How does making a budget reduce impulse shopping? Now, some of you reading this may not know what budgeting is, so here is a reliable definition: according to Consumer.gov, “A budget is a plan you write down to decide how you will spend your money each month. A budget helps you make sure you will have enough money every month. Without a budget, you might run out of money before your next paycheck.” Budgets are extremely helpful if you have a job and you have to pay for different thing. Here is an example of a way to budget that some people might use: These people ,every month, cash in their paychecks and divide the cash into different piles for different things they need to pay for. They then put the different piles of money into different envelopes each labeled after the different pile of money put into it.
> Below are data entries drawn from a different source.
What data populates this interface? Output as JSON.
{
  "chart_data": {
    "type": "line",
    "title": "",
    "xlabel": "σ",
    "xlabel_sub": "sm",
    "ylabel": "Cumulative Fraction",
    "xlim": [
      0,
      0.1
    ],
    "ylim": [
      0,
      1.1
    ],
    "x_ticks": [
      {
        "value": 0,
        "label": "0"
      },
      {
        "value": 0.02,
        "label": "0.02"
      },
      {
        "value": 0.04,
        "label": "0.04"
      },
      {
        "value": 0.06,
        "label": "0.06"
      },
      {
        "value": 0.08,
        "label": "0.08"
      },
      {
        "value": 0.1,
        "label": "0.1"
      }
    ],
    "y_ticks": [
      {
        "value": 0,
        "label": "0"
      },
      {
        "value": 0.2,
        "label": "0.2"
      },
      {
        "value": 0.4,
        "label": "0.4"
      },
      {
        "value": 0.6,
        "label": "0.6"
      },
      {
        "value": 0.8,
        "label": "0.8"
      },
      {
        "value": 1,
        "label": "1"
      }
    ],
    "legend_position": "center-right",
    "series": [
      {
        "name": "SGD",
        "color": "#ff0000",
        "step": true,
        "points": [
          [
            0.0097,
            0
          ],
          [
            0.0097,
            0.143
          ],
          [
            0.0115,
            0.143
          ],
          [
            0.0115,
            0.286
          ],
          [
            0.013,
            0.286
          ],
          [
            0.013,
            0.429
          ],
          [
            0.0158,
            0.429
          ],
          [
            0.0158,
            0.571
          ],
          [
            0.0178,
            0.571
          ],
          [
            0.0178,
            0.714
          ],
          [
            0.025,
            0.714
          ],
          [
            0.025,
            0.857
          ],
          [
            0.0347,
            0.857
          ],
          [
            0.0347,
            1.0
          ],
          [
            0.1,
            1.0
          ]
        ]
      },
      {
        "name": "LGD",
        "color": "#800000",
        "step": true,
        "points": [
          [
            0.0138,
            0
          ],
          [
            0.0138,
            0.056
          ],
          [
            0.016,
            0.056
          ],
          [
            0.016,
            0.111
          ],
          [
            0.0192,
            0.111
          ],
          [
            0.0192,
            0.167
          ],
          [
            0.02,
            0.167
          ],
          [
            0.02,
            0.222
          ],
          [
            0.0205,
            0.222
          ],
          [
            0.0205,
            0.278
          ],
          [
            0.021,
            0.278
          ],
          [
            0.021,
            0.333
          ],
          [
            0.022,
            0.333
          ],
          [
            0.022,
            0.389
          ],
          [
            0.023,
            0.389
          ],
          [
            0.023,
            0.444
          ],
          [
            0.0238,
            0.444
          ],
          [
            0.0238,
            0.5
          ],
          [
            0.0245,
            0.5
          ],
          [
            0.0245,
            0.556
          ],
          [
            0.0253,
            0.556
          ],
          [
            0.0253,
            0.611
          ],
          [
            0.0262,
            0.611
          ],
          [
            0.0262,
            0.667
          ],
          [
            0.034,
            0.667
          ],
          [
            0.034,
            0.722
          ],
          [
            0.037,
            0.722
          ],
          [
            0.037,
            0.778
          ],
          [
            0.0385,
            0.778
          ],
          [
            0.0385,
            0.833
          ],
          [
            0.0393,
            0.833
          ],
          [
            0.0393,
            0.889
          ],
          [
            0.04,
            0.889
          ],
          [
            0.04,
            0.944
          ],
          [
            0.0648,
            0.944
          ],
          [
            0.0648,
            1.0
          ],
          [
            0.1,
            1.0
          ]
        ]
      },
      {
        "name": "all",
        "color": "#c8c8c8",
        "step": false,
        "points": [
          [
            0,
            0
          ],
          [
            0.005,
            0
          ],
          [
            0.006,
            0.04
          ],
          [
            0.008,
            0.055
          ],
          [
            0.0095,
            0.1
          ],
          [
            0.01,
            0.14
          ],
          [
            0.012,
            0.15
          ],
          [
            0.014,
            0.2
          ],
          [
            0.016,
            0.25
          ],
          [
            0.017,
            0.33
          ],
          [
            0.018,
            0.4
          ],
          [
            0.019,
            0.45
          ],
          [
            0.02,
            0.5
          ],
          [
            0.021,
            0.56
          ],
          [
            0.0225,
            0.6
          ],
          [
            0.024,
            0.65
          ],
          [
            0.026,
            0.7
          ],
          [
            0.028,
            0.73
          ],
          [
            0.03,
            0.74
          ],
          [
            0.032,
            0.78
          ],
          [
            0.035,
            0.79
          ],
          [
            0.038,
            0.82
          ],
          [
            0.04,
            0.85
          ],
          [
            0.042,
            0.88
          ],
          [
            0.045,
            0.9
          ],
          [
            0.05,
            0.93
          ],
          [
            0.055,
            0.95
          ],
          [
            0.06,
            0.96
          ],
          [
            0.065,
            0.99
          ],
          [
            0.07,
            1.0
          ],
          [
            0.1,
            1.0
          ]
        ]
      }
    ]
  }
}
For example, the pile of money labeled Bills goes into the Bills envelope, or the Groceries pile goes into the Groceries envelope, or the Savings pile goes into the Savings envelope. Some people do this, except online. I think that this type of budgeting woks best for me. Maybe one of these other forms of budgeting works best for you. Some other forms of budgeting are the zero-based budget, best for tracking consistent income and expenses; the pay-yourself-first budget, best for prioritizing savings and debt repayment; the envelope system budget (what I just explained to you), best for making your spending more disciplined; the 50/30/20 budget, best for categorizing “needs” over “wants”; and the no-budget budget, best for lowering and avoiding debt. You can chose the best way to budget for you depending on where you are in life.
What is impulse shopping? In my own words, I think that impulse shopping refers to buying something because you like it. According to Verywell Mind, “Impulse shopping involves buying items that a person was not planning to purchase.” Both of these definitions are true. For example, you could be at a store buying groceries, and then, all of a sudden, you see something that you like, and you end up buying it. You bought because you liked it, but you were not planning on buying it. That is impulse shopping.
How does making a budget reduce impulse shopping? What I think, is that a lot of people impulse shop, but what if you impulse shopped so much, that you did not have enough money for you bills that you have to pay for? If you budgeted (lets use my envelope example used earlier) and you put your money into the several different envelopes, when you go shopping, you know how much money you are able to spend. You may even have an envelope labeled Impulse Shopping, and that is the total amount of money you can use on impulse shopping, and that is fine. But if you budget, you have a better chance of resisting impulse shopping, which can quickly deprive us of our money.